Beim Infarkt ist die Luft raus

Dr. Sascha Bock

Sauerstoff erst ab einer Sättigung < 90 % verabreichen! Sauerstoff erst ab einer Sättigung < 90 % verabreichen! © fotolia/psdesign1

Das Vorgehen beim akuten Herzinfarkt ändert sich. Nachdem die Luft für die Sauerstoffgabe ohnehin immer dünner wurde, drehen Europas Experten den Hahn in bestimmten Fällen nun ganz ab.
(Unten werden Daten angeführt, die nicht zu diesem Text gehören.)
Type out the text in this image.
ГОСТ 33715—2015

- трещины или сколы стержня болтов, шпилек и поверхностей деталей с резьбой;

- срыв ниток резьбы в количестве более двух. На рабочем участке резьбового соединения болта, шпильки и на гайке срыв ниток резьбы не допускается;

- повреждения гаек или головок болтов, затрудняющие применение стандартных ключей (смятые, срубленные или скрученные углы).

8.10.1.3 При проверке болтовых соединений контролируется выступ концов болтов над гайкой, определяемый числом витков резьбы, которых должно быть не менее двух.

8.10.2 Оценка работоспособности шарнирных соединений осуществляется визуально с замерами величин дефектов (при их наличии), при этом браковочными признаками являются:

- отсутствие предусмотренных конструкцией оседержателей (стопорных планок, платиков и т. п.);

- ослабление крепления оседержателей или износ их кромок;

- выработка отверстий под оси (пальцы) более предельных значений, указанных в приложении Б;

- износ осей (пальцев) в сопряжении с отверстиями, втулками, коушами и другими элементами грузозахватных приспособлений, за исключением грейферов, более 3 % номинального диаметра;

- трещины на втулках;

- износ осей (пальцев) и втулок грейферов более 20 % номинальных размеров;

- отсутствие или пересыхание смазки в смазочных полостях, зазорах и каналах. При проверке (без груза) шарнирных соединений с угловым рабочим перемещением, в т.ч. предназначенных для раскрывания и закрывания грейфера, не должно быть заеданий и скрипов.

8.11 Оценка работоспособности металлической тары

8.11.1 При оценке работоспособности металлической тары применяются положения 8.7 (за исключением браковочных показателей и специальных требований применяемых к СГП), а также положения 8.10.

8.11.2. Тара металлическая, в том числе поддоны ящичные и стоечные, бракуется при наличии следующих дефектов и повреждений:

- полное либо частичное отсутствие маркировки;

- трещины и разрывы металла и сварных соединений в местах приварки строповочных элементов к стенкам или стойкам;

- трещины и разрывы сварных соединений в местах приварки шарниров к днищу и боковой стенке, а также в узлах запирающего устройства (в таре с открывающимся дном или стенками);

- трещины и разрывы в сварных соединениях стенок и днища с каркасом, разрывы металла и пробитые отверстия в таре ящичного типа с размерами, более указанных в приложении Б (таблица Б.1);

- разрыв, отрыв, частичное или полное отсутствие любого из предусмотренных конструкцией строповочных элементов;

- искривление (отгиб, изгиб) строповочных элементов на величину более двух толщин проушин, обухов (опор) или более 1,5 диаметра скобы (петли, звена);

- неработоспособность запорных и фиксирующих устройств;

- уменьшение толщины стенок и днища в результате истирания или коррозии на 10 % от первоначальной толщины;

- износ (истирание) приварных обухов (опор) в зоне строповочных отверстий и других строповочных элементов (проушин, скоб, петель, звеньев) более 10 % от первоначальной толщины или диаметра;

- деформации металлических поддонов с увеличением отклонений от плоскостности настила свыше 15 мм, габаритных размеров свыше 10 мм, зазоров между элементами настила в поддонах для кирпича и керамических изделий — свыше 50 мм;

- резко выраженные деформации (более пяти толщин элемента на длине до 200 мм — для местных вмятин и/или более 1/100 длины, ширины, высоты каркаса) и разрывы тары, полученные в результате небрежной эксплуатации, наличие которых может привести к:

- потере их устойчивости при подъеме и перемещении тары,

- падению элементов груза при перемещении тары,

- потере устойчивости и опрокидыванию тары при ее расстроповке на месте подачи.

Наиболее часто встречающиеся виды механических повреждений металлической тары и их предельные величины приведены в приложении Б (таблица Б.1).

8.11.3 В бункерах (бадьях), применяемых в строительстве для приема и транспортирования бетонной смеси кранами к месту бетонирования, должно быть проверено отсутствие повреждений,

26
Sauerstoffgabe reduziert die Infarktgröße und somit auch das Risiko für Komplikationen – an diesem Dogma haben schon einige kleinere Studien gerüttelt, berichtete Dr. Robin Hofmann vom Karolinska Institut in Stockholm.

Mit 6629 Patienten umfasst die von ihm und seinen Kollegen durchgeführte DETO2X-Studie sechsmal so viele Teilnehmer wie eine Cochrane-Metaanalyse zum Thema O2-Therapie bei akutem Herzinfarkt. Das Ergebnis überzeugte die europäischen Leit­linienautoren, die Sättigungsgrenze für die Indikation zur Sauerstoffgabe von 95 % auf 90 % zu senken.1

Sechsmal so viele Probanden wie ein Cochrane-Review

An der Untersuchung nahmen alle schwedischen Krankenhäuser mit einer kardiologischen Abteilung teil. Kam ein Patient mit infarkttypischen Symptomen in die Klinik und zeigte das Oxymeter einen Wert über 90 %, erfolgte eine Randomisierung mithilfe des SWEDEHEART-Registers. In diese digitale Datenbank werden 90 % aller akuten Herzinfarkte eingetragen. Neben der erforderlichen Standardbehandlung erhielt die Hälfte der Patienten im mittleren Alter von 68 Jahren eine im Mittel ca. zwölfstündige Sauerstofftherapie (6 L/min) über eine Atemmaske. Die zweite Gruppe musste sich mit der Umgebungsluft begnügen.

Gehört registerbasierten Studien die Zukunft?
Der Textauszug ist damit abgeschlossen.